Lentamente l'acqua passò di roccia in roccia, di scanalatura in scanalatura, fino ad arrivare nella conchetta del riparo. Si mischiò a quella presente e poco alla volta la colorò fino a che non sembrò anche lei sangue. Allora Radice vi immerse la mano destra dentro e, tenendola ben aperta, l'appoggiò alla parete di roccia lasciandone un'impronta. Nel farlo salmodiò una breve preghiera:

"Uno ancora è caduto" disse triste "Per tre volte ancora per Te, Padre del Cielo. In Tua e nostra difesa un eroe non c'è più. Li onoriamo in attesa di poterci unire nella lotta, per la Tua e nostra comune salvezza".

La solennità con la quale la recitò, fece rabbrividire Wal. Nonostante fosse più giovane di lui e fosse ancora un apprendista nel suo mestiere, quello che lo guidava non era desiderio di potere, ma fede. Assoluta, totale fede in quello che diceva e faceva. Non era ancora un Ratnor e non lo sarebbe stato per molti mesi ancora, ma certamente era già un sacerdote, nello spirito e nell'anima più profonda.

Dopo non molto il temporale perse forza, l'acqua che cadde ritornò normale, lavando via il colore sinistro di quella che l'aveva preceduta. Il vento calò quasi del tutto con la stessa rapidità con cui era arrivato. La tempesta era finita. I due amici poterono affacciarsi dal loro riparo. Erano fradici, ma salvi.

Quando anche la pioggia smise di cadere e le nuvole si placarono lasciando intravedere un raggio di sole, nel cielo si dipinse un arcobaleno che riempì i confini del cratere. Radice lo accolse con un sorriso radioso.

"Il sacrificio non è stato inutile, allora" disse gioioso "Grazie Padre, per la tua generosità!".

Lasciarono il riparo e risalirono velocemente sulla cima del cratere.
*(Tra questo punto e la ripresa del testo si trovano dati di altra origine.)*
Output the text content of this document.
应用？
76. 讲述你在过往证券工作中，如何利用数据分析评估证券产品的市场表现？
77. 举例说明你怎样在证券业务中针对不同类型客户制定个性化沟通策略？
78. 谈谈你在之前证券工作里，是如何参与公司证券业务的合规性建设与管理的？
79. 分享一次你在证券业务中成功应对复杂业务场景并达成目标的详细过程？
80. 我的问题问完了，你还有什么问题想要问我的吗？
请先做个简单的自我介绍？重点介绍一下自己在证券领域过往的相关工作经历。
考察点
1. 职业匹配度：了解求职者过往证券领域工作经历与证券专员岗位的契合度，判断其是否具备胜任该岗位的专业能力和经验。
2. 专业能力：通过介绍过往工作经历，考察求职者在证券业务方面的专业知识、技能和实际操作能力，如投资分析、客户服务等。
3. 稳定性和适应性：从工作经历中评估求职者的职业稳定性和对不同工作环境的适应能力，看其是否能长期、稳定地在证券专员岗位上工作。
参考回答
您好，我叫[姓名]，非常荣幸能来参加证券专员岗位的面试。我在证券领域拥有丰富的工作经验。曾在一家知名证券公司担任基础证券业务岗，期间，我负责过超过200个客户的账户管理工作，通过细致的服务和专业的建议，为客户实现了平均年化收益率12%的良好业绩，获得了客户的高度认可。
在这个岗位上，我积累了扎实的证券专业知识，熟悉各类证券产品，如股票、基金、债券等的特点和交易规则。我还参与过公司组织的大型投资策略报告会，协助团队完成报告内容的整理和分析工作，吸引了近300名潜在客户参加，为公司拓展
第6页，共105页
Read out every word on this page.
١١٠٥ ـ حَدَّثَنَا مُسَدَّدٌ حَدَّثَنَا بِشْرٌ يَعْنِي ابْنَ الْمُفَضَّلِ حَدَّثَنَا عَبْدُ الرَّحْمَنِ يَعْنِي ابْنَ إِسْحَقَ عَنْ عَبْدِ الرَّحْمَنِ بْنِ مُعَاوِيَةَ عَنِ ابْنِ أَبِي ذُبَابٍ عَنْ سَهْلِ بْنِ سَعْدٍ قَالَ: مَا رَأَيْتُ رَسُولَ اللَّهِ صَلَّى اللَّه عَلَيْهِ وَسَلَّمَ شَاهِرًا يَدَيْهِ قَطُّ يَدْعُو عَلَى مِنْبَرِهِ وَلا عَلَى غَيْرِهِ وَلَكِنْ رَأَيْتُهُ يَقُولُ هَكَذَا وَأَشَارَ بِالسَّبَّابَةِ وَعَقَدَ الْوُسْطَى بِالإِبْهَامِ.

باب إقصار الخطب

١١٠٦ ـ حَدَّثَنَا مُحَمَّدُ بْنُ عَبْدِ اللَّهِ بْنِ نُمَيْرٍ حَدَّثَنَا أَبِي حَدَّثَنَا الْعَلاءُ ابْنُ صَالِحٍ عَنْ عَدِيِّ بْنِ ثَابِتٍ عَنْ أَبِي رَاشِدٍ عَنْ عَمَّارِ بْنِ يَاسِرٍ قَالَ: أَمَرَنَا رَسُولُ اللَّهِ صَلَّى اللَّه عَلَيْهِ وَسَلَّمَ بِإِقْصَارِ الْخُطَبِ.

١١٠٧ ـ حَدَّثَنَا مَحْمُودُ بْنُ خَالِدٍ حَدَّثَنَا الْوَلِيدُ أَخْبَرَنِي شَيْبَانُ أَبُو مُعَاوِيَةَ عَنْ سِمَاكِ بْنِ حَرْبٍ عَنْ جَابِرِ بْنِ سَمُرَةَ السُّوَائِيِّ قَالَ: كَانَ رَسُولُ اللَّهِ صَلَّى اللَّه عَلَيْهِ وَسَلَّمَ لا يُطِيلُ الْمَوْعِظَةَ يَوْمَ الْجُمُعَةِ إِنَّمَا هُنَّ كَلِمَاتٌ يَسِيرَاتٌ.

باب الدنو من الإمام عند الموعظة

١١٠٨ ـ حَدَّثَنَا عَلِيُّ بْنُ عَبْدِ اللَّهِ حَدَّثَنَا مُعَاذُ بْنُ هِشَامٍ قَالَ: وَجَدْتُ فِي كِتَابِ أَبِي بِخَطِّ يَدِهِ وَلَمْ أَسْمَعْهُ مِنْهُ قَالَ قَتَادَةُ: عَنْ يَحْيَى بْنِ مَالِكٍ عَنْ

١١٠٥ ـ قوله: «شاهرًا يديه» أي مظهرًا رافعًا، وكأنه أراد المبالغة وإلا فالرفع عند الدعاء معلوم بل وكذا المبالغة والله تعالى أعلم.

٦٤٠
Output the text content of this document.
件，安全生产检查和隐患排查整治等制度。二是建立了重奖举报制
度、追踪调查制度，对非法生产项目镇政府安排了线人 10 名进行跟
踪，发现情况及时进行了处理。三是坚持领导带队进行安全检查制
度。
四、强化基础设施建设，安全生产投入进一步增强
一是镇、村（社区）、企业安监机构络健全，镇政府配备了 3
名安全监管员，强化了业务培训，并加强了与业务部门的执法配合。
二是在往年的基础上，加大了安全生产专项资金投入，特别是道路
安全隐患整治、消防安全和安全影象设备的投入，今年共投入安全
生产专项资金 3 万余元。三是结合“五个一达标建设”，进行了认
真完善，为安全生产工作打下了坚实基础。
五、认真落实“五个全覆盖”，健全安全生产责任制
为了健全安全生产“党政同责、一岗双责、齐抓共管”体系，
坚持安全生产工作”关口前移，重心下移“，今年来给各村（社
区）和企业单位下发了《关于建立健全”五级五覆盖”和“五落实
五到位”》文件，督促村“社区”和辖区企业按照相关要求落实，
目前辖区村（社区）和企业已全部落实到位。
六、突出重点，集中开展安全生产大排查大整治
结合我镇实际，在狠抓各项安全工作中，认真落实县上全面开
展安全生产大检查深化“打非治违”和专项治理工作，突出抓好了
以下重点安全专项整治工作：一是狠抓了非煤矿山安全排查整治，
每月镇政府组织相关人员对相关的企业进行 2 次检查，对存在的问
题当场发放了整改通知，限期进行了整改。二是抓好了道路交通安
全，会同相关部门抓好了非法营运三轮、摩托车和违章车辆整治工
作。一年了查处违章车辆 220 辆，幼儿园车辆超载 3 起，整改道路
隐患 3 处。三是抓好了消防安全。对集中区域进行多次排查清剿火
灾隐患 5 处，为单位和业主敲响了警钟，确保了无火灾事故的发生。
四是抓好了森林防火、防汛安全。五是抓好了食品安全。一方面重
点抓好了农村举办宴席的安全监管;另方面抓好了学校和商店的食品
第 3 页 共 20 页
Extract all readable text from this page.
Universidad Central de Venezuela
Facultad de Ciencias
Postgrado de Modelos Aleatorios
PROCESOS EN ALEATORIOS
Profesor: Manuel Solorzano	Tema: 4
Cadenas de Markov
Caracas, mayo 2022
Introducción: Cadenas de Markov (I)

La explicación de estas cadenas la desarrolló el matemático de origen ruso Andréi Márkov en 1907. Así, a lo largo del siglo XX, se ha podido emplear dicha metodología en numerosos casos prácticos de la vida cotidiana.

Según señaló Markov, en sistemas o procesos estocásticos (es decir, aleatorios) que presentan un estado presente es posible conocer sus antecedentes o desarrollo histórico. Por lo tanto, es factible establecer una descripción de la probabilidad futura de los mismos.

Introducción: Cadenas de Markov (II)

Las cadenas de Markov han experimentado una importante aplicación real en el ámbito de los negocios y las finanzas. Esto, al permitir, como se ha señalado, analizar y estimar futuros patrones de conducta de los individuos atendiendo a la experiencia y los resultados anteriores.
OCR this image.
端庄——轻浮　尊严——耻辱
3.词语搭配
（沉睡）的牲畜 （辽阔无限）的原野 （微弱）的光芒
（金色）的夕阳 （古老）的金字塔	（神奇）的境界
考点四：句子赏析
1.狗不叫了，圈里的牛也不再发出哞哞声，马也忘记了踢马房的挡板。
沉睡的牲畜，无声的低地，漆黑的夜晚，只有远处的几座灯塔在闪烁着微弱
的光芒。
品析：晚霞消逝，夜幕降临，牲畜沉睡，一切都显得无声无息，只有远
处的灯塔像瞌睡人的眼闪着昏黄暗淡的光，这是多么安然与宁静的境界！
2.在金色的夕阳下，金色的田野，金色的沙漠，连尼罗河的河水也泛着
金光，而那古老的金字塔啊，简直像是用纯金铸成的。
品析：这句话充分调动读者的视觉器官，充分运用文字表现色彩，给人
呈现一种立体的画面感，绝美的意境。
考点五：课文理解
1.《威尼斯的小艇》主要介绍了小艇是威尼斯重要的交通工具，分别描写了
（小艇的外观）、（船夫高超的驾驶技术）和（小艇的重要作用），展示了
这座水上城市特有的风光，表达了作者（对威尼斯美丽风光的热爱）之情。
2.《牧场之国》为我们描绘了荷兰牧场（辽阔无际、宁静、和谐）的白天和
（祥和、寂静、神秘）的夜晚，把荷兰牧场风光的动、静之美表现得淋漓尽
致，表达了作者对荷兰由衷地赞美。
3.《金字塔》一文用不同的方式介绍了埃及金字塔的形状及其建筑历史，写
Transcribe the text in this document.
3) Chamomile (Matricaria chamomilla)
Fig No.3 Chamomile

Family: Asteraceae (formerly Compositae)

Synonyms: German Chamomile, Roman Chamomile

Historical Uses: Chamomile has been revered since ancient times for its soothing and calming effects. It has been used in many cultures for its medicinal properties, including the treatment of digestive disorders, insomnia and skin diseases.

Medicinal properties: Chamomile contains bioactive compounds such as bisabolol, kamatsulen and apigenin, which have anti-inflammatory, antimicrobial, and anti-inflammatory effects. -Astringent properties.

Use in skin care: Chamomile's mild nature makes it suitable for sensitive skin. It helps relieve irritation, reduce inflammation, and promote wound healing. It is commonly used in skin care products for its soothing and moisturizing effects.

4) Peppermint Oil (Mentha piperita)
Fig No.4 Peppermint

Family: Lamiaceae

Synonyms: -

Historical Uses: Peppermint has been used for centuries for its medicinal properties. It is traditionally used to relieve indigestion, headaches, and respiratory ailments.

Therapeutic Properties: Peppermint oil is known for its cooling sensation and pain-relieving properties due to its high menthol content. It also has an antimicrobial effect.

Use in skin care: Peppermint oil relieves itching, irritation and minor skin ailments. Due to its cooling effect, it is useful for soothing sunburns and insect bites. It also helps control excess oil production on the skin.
Arrivando accanto all'altare ancora zuppo d'acqua, Wal vide che erano comparsi dei segni che prima non aveva notato nella lastra. Qua e là vi erano ancora chiazze d'acqua sporca, ma questo non gli impedì di sentirsene attratto. Erano incisioni leggere, molto consumate dal tempo, antiche a vedersi. Facendo attenzione a non toccare nulla, le guardò da vicino per quanto poté.

Una, disposta a Nord rispetto le incisioni del Sole, era dipinta di bianco ed aveva una vaga somiglianza con una forma umana. L'altra si trovava a Sud ed era una striscia dipinta di blu che attraversava l'intera larghezza della pietra da Est a Ovest. Anche Radice si avvicinò e prese a passare le mani sopra la lastra, ripulendola completamente. Quello che Wal aveva supposto era vero. Indovinando la sua curiosità, Radice indicò la figura situata a Nord e commentò brevemente :

"Ka-Ranta!".

Lo disse con rabbia. Era chiaro che detestava con tutte le sue forze quello che quelle linee rappresentavano. Quando invece passò la mano sulla striscia blu posta a Sud, lo fece delicatamente, con rispetto e timore.

"Il grande fiume. Per noi molto pericoloso" disse, poi si voltò verso il sole che già declinava e aggiunse: "Dobbiamo scendere. Si fa tardi".